ReAct architecture and training loop - now in Jax!
This is the runner script for the Docker container. It pulls the latest version of the code from the dev
branch, and runs train_model.py
with the arguments specified in TRAIN_ARGS
.
Thus you can easily modify the arguments in the below codeblock, and save the updated file somewhere. Everytime you run it, it would pull the latest git version on BRANCH
.
Run below script with elevated permissions!
sudo
#!/bin/bash
BRANCH="dev"
IMAGE_NAME="docker.io/neel04/react_image:latest"
CONTAINER_NAME="react_container"
# arguments for train_model.py
TRAIN_ARGS="--save_dir ./ReAct/outputs/ --epochs 4 --warmup_steps 250 \
--lr 3.5e-3 --num_blocks 4 \
--width 128 --batch_size 512 --n_heads 4 --max_iters 5 \
--weight_decay 1e-4 --drop_rate 0.02 \
--log_interval 1000 --save_interval 1000 --seqlen 192 \
--bf16 --wandb"
git clone -b $BRANCH https://github.com/neel04/ReAct_Jax.git
git config --global safe.directory '*'
git pull --all
# Stop all running Docker containers
echo "Stopping all running Docker containers..."

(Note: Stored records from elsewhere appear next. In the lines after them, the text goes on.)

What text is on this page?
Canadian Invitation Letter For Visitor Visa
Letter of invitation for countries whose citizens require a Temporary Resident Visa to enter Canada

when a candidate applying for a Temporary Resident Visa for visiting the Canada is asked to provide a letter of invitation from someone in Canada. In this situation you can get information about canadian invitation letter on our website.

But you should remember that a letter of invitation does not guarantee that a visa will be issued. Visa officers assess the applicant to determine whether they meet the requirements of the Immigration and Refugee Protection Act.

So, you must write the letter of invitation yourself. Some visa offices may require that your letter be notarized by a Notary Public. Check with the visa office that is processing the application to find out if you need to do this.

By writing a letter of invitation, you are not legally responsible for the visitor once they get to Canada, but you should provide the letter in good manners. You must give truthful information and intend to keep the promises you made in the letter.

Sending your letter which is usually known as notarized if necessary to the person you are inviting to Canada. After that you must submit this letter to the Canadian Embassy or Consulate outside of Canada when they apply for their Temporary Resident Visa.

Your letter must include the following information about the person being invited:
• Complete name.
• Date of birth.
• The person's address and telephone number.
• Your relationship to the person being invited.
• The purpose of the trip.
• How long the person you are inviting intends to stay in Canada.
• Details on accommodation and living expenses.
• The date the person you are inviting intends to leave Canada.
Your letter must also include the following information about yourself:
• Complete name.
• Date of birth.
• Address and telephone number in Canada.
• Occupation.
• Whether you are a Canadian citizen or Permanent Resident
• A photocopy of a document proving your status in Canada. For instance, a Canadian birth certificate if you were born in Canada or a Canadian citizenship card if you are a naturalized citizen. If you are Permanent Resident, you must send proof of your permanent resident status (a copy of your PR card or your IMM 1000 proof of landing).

sudo docker stop $(sudo docker ps -a -q)
sudo -s <<EOF
# Git stuff
git config --global safe.directory '*'
# Run the Docker container
echo "Running Docker container..."
docker run --pull 'always' -v $(pwd)/ReAct_Jax/:/ReAct_Jax/ -e EQX_ON_ERROR=nan --privileged --rm --net=host --name $CONTAINER_NAME -it -d $IMAGE_NAME
# Get docker container ID to copy files
CONTAINER_ID=$(docker ps -aqf "name=$CONTAINER_NAME")
docker cp $(pwd)/ReAct_Jax $CONTAINER_ID:/
export JAX_TRACEBACK_FILTERING=off
# Execute train_model.py inside the Docker container
echo "Executing train_model.py inside Docker container..."
docker exec --privileged $CONTAINER_NAME git config --global safe.directory '*'
docker exec --privileged $CONTAINER_NAME python3 train_model.py $TRAIN_ARGS
EOF
echo "Finished training!"
python3 inferencer.py --checkpoint_path '/Users/neel/Documents/research/ReAct_Jax/ReAct/outputs/model 5000.eqx' --num_blocks 3 --width 256 --n_heads 4 --seqlen 196 --prompt "Sam is sad because"
Getting a preemptible TPUv4-8 node
gcloud alpha compute tpus queued-resources create node-v4 \
--node-id node-v4 \
--project react-jax \
--zone us-central2-b \
--accelerator-type v4-8 \
--runtime-version tpu-vm-v4-base \
--metadata-from-file startup-script=./run.sh \
--best-effort